A 50-year-old Oklahoma City woman, Juanita Gomez, reportedly killed her daughter on Aug. 27 by shoving a crucifix down her throat.
She did it because thought her daughter was “possessed by the devil,” reported KWTV, according to the Daily Mail.
When the police arrived, they noted that the mother had bruises and swelling on her hands and arms. Gomez admitted punching her daughter several times, according to police. The bruises on her hands were from trying to “rid Satan from her daughter's body,” they said.
The victim, who was 33, was found with a large cross on top of her body and major trauma to her face and neck. The body was placed in the position of a cross, and had been washed by the mother.
Gomez was charged with homicide and remains in jail without bail.
According to a 2013 YouGov poll, half of Americans believe in demonic possession, and exorcism as treatment for demonic possession is not unusual.
"Exorcism is more readily available today in the United States than perhaps ever before," explains Michael Cuneo, a sociologist at Fordham University.

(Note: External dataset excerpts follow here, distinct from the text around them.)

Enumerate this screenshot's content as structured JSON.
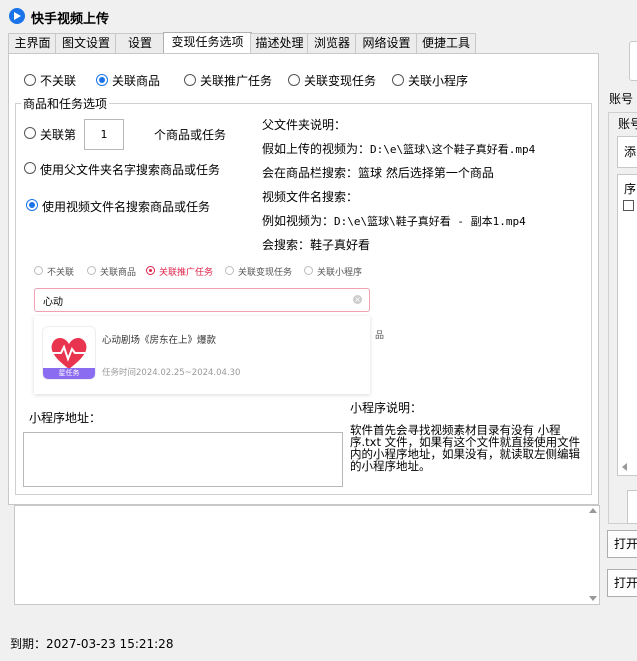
{
  "window": {
    "title": "快手视频上传"
  },
  "tabs": [
    {
      "label": "主界面"
    },
    {
      "label": "图文设置"
    },
    {
      "label": "设置"
    },
    {
      "label": "变现任务选项"
    },
    {
      "label": "描述处理"
    },
    {
      "label": "浏览器"
    },
    {
      "label": "网络设置"
    },
    {
      "label": "便捷工具"
    }
  ],
  "link_options": [
    {
      "label": "不关联",
      "selected": false
    },
    {
      "label": "关联商品",
      "selected": true
    },
    {
      "label": "关联推广任务",
      "selected": false
    },
    {
      "label": "关联变现任务",
      "selected": false
    },
    {
      "label": "关联小程序",
      "selected": false
    }
  ],
  "goods_group": {
    "title": "商品和任务选项",
    "option_nth_prefix": "关联第",
    "nth_value": "1",
    "option_nth_suffix": "个商品或任务",
    "option_folder": "使用父文件夹名字搜索商品或任务",
    "option_filename": "使用视频文件名搜索商品或任务",
    "selected": "filename"
  },
  "explain": {
    "heading": "父文件夹说明：",
    "line1_label": "假如上传的视频为：",
    "line1_path": "D:\\e\\篮球\\这个鞋子真好看.mp4",
    "line2": "会在商品栏搜索：篮球  然后选择第一个商品",
    "heading2": "视频文件名搜索：",
    "line3_label": "例如视频为：",
    "line3_path": "D:\\e\\篮球\\鞋子真好看 - 副本1.mp4",
    "line4": "会搜索：鞋子真好看"
  },
  "preview": {
    "options": [
      {
        "label": "不关联",
        "selected": false
      },
      {
        "label": "关联商品",
        "selected": false
      },
      {
        "label": "关联推广任务",
        "selected": true
      },
      {
        "label": "关联变现任务",
        "selected": false
      },
      {
        "label": "关联小程序",
        "selected": false
      }
    ],
    "search_value": "心动",
    "card_title": "心动剧场《房东在上》爆款",
    "card_badge": "星任务",
    "card_time": "任务时间2024.02.25~2024.04.30",
    "side_text": "品",
    "accent": "#e0224a"
  },
  "miniapp": {
    "address_label": "小程序地址：",
    "address_value": "",
    "explain_heading": "小程序说明：",
    "explain_text": "软件首先会寻找视频素材目录有没有 小程序.txt 文件，如果有这个文件就直接使用文件内的小程序地址，如果没有，就读取左侧编辑的小程序地址。"
  },
  "status": {
    "expiry": "到期：2027-03-23 15:21:28"
  },
  "right": {
    "account_label": "账号",
    "account_label2": "账号",
    "add_label": "添",
    "seq_label": "序",
    "open1": "打开",
    "open2": "打开"
  },
  "colors": {
    "accent": "#1a73e8"
  }
}
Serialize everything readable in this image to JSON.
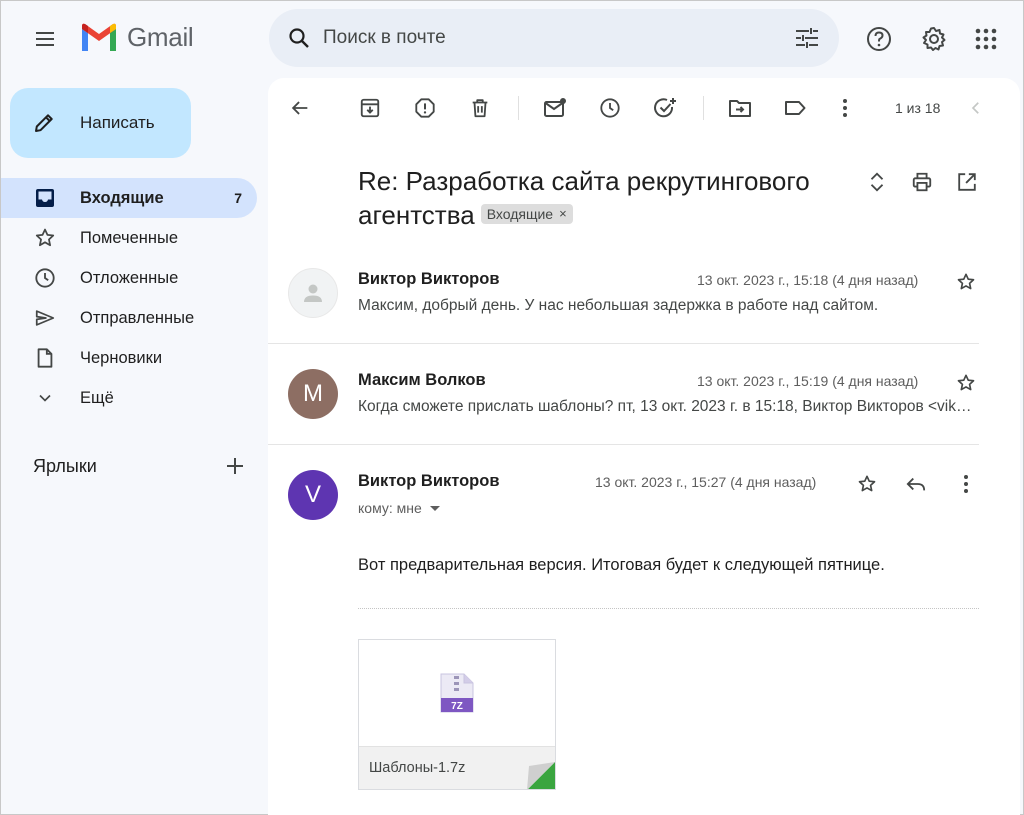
{
  "app": {
    "name": "Gmail"
  },
  "search": {
    "placeholder": "Поиск в почте"
  },
  "sidebar": {
    "compose_label": "Написать",
    "items": [
      {
        "label": "Входящие",
        "count": "7",
        "active": true,
        "icon": "inbox-icon"
      },
      {
        "label": "Помеченные",
        "count": "",
        "active": false,
        "icon": "star-icon"
      },
      {
        "label": "Отложенные",
        "count": "",
        "active": false,
        "icon": "clock-icon"
      },
      {
        "label": "Отправленные",
        "count": "",
        "active": false,
        "icon": "send-icon"
      },
      {
        "label": "Черновики",
        "count": "",
        "active": false,
        "icon": "draft-icon"
      },
      {
        "label": "Ещё",
        "count": "",
        "active": false,
        "icon": "chevron-down-icon"
      }
    ],
    "labels_title": "Ярлыки"
  },
  "toolbar": {
    "pager": "1 из 18"
  },
  "thread": {
    "subject": "Re: Разработка сайта рекрутингового агентства",
    "chip_label": "Входящие",
    "chip_close": "×"
  },
  "messages": [
    {
      "sender": "Виктор Викторов",
      "date": "13 окт. 2023 г., 15:18 (4 дня назад)",
      "snippet": " Максим, добрый день. У нас небольшая задержка в работе над сайтом.",
      "avatar": "",
      "avatar_color": "#f1f3f4"
    },
    {
      "sender": "Максим Волков",
      "date": "13 окт. 2023 г., 15:19 (4 дня назад)",
      "snippet": "Когда сможете прислать шаблоны? пт, 13 окт. 2023 г. в 15:18, Виктор Викторов <viktor_viktorov@gmail.com>:",
      "avatar": "M",
      "avatar_color": "#8d6e63"
    },
    {
      "sender": "Виктор Викторов",
      "date": "13 окт. 2023 г., 15:27 (4 дня назад)",
      "to": "кому: мне",
      "body": "Вот предварительная версия. Итоговая будет к следующей пятнице.",
      "avatar": "V",
      "avatar_color": "#5e35b1",
      "attachment": {
        "name": "Шаблоны-1.7z",
        "badge": "7Z"
      }
    }
  ],
  "colors": {
    "accent": "#c2e7ff",
    "active_nav": "#d3e3fd",
    "background": "#f6f8fc",
    "attachment_fold": "#3aa53f"
  }
}
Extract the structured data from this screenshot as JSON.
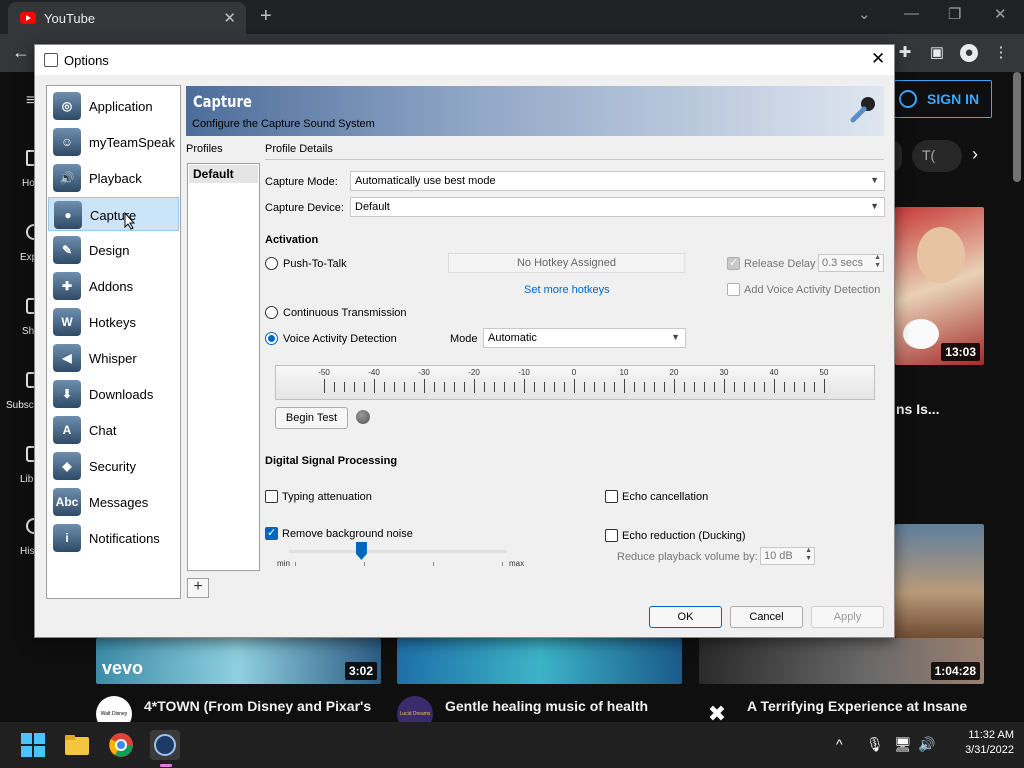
{
  "browser": {
    "tab_title": "YouTube",
    "new_tab": "+",
    "minimize": "⌄",
    "maximize": "—",
    "restore": "❐",
    "close": "✕"
  },
  "youtube": {
    "sign_in": "SIGN IN",
    "chip_partial": "T(",
    "left_nav": [
      "Ho",
      "Exp",
      "Sh",
      "Subscr",
      "Lib",
      "His"
    ],
    "videos": [
      {
        "title": "ns Is...",
        "duration": "13:03"
      },
      {
        "title": "4*TOWN (From Disney and Pixar's",
        "duration": "3:02",
        "thumb_text": "vevo",
        "channel_text": "Walt Disney"
      },
      {
        "title": "Gentle healing music of health",
        "duration": "",
        "channel_text": "Lucid Dreams"
      },
      {
        "title": "A Terrifying Experience at Insane",
        "duration": "1:04:28"
      }
    ]
  },
  "dialog": {
    "title": "Options",
    "close": "✕",
    "nav": [
      {
        "label": "Application",
        "icon": "application-icon"
      },
      {
        "label": "myTeamSpeak",
        "icon": "myteamspeak-icon"
      },
      {
        "label": "Playback",
        "icon": "speaker-icon"
      },
      {
        "label": "Capture",
        "icon": "microphone-icon",
        "selected": true
      },
      {
        "label": "Design",
        "icon": "design-icon"
      },
      {
        "label": "Addons",
        "icon": "puzzle-icon"
      },
      {
        "label": "Hotkeys",
        "icon": "hotkeys-icon"
      },
      {
        "label": "Whisper",
        "icon": "whisper-icon"
      },
      {
        "label": "Downloads",
        "icon": "download-icon"
      },
      {
        "label": "Chat",
        "icon": "chat-icon"
      },
      {
        "label": "Security",
        "icon": "shield-icon"
      },
      {
        "label": "Messages",
        "icon": "messages-icon"
      },
      {
        "label": "Notifications",
        "icon": "info-icon"
      }
    ],
    "header": {
      "title": "Capture",
      "subtitle": "Configure the Capture Sound System"
    },
    "profiles_label": "Profiles",
    "profile_details_label": "Profile Details",
    "profiles": [
      "Default"
    ],
    "add_profile": "+",
    "capture_mode": {
      "label": "Capture Mode:",
      "value": "Automatically use best mode"
    },
    "capture_device": {
      "label": "Capture Device:",
      "value": "Default"
    },
    "activation": {
      "heading": "Activation",
      "push_to_talk": "Push-To-Talk",
      "no_hotkey": "No Hotkey Assigned",
      "set_more_hotkeys": "Set more hotkeys",
      "release_delay": "Release Delay",
      "release_delay_value": "0.3 secs",
      "add_vad": "Add Voice Activity Detection",
      "continuous": "Continuous Transmission",
      "vad": "Voice Activity Detection",
      "selected": "vad",
      "mode_label": "Mode",
      "mode_value": "Automatic"
    },
    "meter": {
      "ticks": [
        "-50",
        "-40",
        "-30",
        "-20",
        "-10",
        "0",
        "10",
        "20",
        "30",
        "40",
        "50"
      ],
      "begin_test": "Begin Test"
    },
    "dsp": {
      "heading": "Digital Signal Processing",
      "typing_attenuation": "Typing attenuation",
      "typing_attenuation_checked": false,
      "echo_cancellation": "Echo cancellation",
      "echo_cancellation_checked": false,
      "remove_noise": "Remove background noise",
      "remove_noise_checked": true,
      "noise_level": 0.33,
      "slider_min": "min",
      "slider_max": "max",
      "echo_reduction": "Echo reduction (Ducking)",
      "echo_reduction_checked": false,
      "reduce_playback": "Reduce playback volume by:",
      "reduce_playback_value": "10 dB"
    },
    "buttons": {
      "ok": "OK",
      "cancel": "Cancel",
      "apply": "Apply"
    }
  },
  "taskbar": {
    "time": "11:32 AM",
    "date": "3/31/2022",
    "chevron": "^"
  },
  "colors": {
    "accent": "#0067c0",
    "selection": "#cce4f7",
    "youtube_red": "#ff0000"
  }
}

Cuneo says the popularity of the book and movie "The Exorcist" has made exorcism more mainstream in recent decades, reports ABC News.
According to Cuneo, the Catholic Church has at least 10 official exorcists around the United States, but that most exorcisms are performed by Protestant religions. "By conservative estimates, there are at least 500 or 600 evangelical exorcism ministries in operation today, and quite possibly two or three times this many," he writes.
"There's an actual formula," says Joseph Scerbo, a Roman Catholic priest who heads the Association of Christian Therapists. Speaking from the evangelical Protestant perspective, the Rev. J.R. Hall, editor of the Pentecostal Herald, says, "We would not see it as any elaborate ritual.” It might be nothing more than praying and laying hands on the person who is allegedly possessed, he adds.
Shoving of a crucifix down someone’s throat does not appear to be part of any official exorcism ritual.